The Steals Department
Last week, I had this to say about Fernando Tatis Jr. - “while [he] isn’t stealing many bases, there is no shortage of clips showing off his antics.” Well, now he’s stealing bases too. He nabbed four in the last, tying Trea Turner for the weekly lead. The seasonal lead still comfortably belongs with Adalberto Mondesi at 28 thefts. And he’s back from injury to defend his territory. Mondesi is followed by Mallex Smith (21) and old friends Elvis Andrus (19) and Jarrod Dyson (19).
Tier 1: The World Beaters (3)
Adalberto Mondesi, Kansas City Royals
Mallex Smith, Seattle Mariners
Trea Turner, Washington Nationals
As noted in the outset, Mondesi is back and Turner finally had a big week on the bags. He’s now in seventh place and just two swipes back of third place.
Tier 2: Consistent Thieves (8)
Jarrod Dyson, Arizona Diamondbacks
Jose Ramirez, Cleveland Indians
Christian Yelich, Milwaukee Brewers
Elvis Andrus, Texas Rangers
Dee Gordon, Seattle Mariners
Jonathan Villar, Baltimore Orioles
Billy Hamilton, Kansas City Royals
Gordon is really struggling to reach base – to the point where his playing time is becoming imperiled.

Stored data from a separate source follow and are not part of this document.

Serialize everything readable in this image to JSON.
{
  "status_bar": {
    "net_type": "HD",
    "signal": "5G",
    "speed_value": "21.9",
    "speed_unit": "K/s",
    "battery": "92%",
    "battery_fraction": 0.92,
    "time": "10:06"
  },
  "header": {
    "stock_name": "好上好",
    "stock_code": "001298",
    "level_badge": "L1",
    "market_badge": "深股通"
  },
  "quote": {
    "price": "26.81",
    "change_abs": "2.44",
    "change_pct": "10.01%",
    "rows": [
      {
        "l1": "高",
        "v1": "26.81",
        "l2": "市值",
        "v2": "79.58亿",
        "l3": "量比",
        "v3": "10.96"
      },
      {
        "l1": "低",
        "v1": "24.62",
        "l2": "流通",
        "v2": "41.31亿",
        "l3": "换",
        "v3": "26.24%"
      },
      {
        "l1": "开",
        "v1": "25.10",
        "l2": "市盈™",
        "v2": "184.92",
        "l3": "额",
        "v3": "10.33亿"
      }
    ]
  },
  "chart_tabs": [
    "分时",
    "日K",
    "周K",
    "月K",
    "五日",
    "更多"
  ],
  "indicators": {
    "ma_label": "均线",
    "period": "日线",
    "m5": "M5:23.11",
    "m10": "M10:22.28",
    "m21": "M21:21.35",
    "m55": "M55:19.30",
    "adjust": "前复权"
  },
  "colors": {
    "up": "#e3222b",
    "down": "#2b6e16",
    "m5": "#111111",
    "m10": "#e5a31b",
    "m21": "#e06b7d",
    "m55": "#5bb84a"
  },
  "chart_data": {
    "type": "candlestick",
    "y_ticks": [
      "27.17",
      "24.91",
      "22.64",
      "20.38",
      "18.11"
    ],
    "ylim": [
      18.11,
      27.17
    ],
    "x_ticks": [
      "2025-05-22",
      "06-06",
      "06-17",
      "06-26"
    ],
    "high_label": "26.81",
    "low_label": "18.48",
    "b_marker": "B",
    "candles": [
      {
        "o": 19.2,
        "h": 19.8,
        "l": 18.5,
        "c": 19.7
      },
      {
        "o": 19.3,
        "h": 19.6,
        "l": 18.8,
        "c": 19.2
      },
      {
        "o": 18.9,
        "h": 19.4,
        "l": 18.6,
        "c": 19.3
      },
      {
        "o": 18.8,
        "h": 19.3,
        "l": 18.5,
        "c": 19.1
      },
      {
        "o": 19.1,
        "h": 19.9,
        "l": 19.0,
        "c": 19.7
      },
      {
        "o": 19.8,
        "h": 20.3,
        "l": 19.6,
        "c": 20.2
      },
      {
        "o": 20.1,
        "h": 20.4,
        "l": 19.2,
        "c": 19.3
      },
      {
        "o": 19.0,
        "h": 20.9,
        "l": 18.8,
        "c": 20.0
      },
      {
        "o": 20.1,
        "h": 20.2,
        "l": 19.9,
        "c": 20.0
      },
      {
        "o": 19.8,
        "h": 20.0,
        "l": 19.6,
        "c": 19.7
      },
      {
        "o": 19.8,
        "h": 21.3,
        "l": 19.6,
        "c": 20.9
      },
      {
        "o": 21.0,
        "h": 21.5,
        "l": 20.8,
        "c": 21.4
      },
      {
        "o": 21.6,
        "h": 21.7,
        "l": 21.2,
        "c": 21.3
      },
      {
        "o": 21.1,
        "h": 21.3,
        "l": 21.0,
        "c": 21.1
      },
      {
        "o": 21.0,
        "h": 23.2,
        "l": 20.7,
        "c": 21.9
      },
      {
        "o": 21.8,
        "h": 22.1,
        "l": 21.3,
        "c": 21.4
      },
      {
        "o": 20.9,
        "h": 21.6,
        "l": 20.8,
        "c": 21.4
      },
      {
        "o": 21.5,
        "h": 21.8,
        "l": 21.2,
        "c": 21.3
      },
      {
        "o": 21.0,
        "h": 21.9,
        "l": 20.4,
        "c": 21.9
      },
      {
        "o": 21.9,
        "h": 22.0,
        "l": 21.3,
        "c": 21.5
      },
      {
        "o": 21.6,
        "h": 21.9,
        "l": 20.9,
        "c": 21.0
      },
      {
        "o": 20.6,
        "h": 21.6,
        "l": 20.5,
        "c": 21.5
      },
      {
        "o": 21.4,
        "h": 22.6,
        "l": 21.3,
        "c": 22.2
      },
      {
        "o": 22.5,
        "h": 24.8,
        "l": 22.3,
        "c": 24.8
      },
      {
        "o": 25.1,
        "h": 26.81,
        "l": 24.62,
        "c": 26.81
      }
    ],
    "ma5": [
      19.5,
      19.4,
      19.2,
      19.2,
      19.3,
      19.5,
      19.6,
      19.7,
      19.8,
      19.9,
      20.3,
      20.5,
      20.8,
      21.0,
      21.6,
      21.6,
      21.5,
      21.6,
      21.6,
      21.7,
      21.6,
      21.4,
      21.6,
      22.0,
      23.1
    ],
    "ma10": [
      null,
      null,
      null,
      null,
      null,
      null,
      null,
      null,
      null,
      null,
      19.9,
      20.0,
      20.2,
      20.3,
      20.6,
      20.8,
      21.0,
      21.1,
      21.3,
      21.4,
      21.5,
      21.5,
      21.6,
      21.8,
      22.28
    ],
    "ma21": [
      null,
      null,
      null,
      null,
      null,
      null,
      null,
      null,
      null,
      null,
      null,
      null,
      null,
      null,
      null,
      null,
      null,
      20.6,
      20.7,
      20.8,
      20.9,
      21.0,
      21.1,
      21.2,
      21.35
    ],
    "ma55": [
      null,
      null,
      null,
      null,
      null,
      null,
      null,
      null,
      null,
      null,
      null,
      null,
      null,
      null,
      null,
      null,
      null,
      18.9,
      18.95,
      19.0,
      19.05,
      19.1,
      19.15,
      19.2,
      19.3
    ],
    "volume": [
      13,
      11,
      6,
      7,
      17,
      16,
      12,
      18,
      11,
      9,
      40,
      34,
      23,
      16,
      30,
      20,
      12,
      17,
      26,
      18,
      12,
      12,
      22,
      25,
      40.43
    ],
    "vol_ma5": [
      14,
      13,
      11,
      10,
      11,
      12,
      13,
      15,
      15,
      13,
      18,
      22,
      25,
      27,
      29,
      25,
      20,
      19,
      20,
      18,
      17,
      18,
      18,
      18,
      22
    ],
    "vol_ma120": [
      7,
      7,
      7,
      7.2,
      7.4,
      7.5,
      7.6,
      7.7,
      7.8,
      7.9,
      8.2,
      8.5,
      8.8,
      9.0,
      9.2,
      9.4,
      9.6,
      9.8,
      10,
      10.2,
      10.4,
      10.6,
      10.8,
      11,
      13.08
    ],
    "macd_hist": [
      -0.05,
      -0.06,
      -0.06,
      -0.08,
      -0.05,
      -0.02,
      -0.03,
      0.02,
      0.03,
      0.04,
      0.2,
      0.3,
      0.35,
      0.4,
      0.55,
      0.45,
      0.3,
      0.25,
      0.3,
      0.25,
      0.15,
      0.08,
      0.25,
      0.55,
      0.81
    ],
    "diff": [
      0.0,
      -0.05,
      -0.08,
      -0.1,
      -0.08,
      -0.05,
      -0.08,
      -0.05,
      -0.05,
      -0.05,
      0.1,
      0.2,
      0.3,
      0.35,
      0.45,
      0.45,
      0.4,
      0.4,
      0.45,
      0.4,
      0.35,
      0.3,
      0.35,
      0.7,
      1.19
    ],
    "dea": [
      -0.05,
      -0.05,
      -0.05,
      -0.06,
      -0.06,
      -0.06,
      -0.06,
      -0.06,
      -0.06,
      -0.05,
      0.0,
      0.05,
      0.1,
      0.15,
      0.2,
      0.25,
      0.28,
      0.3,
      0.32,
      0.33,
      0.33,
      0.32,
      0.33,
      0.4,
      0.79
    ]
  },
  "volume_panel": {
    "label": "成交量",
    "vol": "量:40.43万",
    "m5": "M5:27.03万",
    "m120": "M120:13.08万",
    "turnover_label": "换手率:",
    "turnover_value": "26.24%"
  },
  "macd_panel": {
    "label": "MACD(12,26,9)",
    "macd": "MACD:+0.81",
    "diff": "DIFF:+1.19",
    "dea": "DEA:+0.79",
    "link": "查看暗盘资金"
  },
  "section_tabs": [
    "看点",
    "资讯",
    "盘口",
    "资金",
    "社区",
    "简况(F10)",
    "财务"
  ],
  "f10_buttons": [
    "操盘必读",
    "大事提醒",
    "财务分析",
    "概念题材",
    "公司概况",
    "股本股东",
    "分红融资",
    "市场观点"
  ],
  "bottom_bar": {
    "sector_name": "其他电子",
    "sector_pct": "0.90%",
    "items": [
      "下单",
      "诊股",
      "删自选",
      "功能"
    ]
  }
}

I foresee a future in which the Mariners trade Gordon to a contender who uses him mainly as a pinch runner and utility man. That same future could befall Hamilton or Villar.
Tier 3: Assorted Rabbits (6)
Whit Merrifield, Kansas City Royals
Kevin Kiermaier, Tampa Bay Rays
Starling Marte, Pittsburgh Pirates
Ronald Acuna, Atlanta Braves
Victor Robles, Washington Nationals
Trevor Story, Colorado Rockies
It’s tempting to assume Marte, 30, is missing a step. As far as I can tell, he’s simply playing more cautiously. He’s attempted just 15 steals – 13 of which were successful. This is a much tamer rate than the 47 he attempted last season in just 606 plate appearances. He was caught 14 times last year – an unacceptable rate. Perhaps this is an effort to improve his durability.
Story’s thumb injury turned out to be even less serious than originally anticipated. He’s already back with the club.
Tier 4: Names to Watch (9)
Byron Buxton, Minnesota Twins
Delino DeShields, Texas Rangers
Mike Trout, Los Angeles Angels
Mookie Betts, Boston Red Sox
Kolten Wong, St. Louis Cardinals
Ramon Laureano, Oakland Athletics
Lorenzo Cain, Milwaukee Brewers
Manuel Margot, San Diego Padres
Tim Anderson, Chicago White Sox
This time last week, there was some hope Anderson wouldn’t miss much time. Sooner after publishing, it was announced he’d be out four-to-six weeks with a high ankle sprain.
Cain reaggravated a thumb injury which has been sapping his bat control. While he’s continued to play through the issue – my understanding is a surgical fix might cost him the remainder of the season – it’s affected his ability to reach base and thus his opportunities to run.